Follow RickMoore on Twitter

Tuesday, September 02, 2008

Why No Bounce?

The polls are pretty much back to where they were before the Dem convention and that has a lot of pundits mystified. Surely the Obamessiah's Greek Temple speech would have have driven voters into throes of ecstacy and given him a 40 or 50 point bump in the polls.

Well, maybe not. Jennifer Rubin at Contentions gives us some reasons why:

How can it be that The One is in a dead heat, that the bounce — if the mini-rise in a couple of tracking polls can even be called that — is already subsiding? There was The Speech! The media all told us he was fabulous! Several explanations are possible.
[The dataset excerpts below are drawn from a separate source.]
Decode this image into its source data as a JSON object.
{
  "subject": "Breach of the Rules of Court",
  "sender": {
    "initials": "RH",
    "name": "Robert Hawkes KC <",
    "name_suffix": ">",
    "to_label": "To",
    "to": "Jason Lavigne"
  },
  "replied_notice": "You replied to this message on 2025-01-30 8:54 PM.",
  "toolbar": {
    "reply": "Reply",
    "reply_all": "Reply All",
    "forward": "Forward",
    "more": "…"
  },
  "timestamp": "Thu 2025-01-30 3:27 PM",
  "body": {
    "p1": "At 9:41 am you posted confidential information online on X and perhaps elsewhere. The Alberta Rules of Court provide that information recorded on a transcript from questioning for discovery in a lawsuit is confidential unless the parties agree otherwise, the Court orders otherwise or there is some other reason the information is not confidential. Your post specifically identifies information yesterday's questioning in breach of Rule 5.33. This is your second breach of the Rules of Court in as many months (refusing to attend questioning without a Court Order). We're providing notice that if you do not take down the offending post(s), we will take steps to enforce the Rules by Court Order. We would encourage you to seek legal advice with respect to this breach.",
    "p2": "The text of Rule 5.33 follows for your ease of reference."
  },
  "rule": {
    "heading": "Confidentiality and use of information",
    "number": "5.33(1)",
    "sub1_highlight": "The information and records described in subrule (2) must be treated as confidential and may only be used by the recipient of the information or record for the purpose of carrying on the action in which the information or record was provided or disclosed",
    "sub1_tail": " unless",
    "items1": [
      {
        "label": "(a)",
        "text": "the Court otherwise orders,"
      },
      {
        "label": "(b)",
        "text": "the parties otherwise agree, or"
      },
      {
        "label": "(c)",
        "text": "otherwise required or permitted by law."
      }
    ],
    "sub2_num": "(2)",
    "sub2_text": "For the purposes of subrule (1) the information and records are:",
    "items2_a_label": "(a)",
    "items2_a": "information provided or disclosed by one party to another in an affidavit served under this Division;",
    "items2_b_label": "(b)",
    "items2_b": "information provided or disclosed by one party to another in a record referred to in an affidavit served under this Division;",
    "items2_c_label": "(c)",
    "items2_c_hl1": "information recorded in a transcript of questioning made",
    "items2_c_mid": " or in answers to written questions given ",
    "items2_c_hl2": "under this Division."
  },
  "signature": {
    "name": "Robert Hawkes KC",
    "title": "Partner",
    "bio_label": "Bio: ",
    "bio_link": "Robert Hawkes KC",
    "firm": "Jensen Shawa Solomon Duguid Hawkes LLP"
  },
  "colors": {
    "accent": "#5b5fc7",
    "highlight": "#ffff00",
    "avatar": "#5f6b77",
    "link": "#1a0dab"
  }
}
First, the Denver bounce met the Sarah Palin bounce and the two cancelled each other out. It seems that the appearance of the mother of five with plenty of moxie and anecdotes (and a healthy dose of executive experience) was every bit as exciting and uplifting for McCain as the Temple of Barack address was for Obama. Despite the loony blogosphere conspiracy theories and tasteless attacks against her, the public is intrigued and delighted by her. Hence, she wiped out whatever memories there remained of Obama’s speech after the last firework faded from the sky over INVESCO field.

Second, we keep telling you — it is a really close race. The electorate is evenly divided, the Democrats managed to find a candidate so weak as to counteract the generic ballot advantage, and the two contenders appeal to different groups of voters of roughly the same size. Hence, we return to rough parity after small events are observed and processed by voters.

Third, perhaps the observations here and of longtime pundits like David Broder and William Safire were on the money: Obama’s speech was too angry and negative and it contained too much big government liberalism. He already had people who think everyone is “getting knocked” down and the only solution is to tax the rich and expand the reach of government. Liberals liked him before and they liked him after the speech — you can tell because their spokespeople in the form of the national media told us so. But the people who will swing the election five points one way or the other remained unmoved, it seems, or were least as equally moved by Sarah Palin’s speech last Friday in Dayton.

And finally, the “Celebrity” ad attacks and debunking of Obama’s mass rally-style of politics insulated people from the impact of the speech, or helped to turn off as many people as it excited. Even people who liked the speech had a little voice inside ( the voice of Steve Schmidt, really) saying, “You know it’s kind of silly all this movie set stuff and rock bands –he is running for President.” So the bounce was even briefer and smaller than the Magical Mystery tour bounce from earlier in the summer.
The bottom line: this may prove demoralizing to the Obama supporters and to some extent their media cheerleaders. As for the latter, their reactions and observations ( “It was a symphony not a speech!” Peggy Noonan mockingly recalls one of them exclaiming) have proven again and again to be irrelevant and not indicative of much of anyone who matters in this election. Each time they miss the boat we get confirmation of this reality.

McCain and Palin, if they ever get their Convention, will have their shot at bouncing the polls upward. We will see then whether voters are “unbouncable” or whether The One just isn’t, after all, the one to move undecideds.


I have a feeling that a week from now the polls will be right here again, assuming there's some kind of bump for the GOP campaign. That will depend on McCain and Palin's speeches.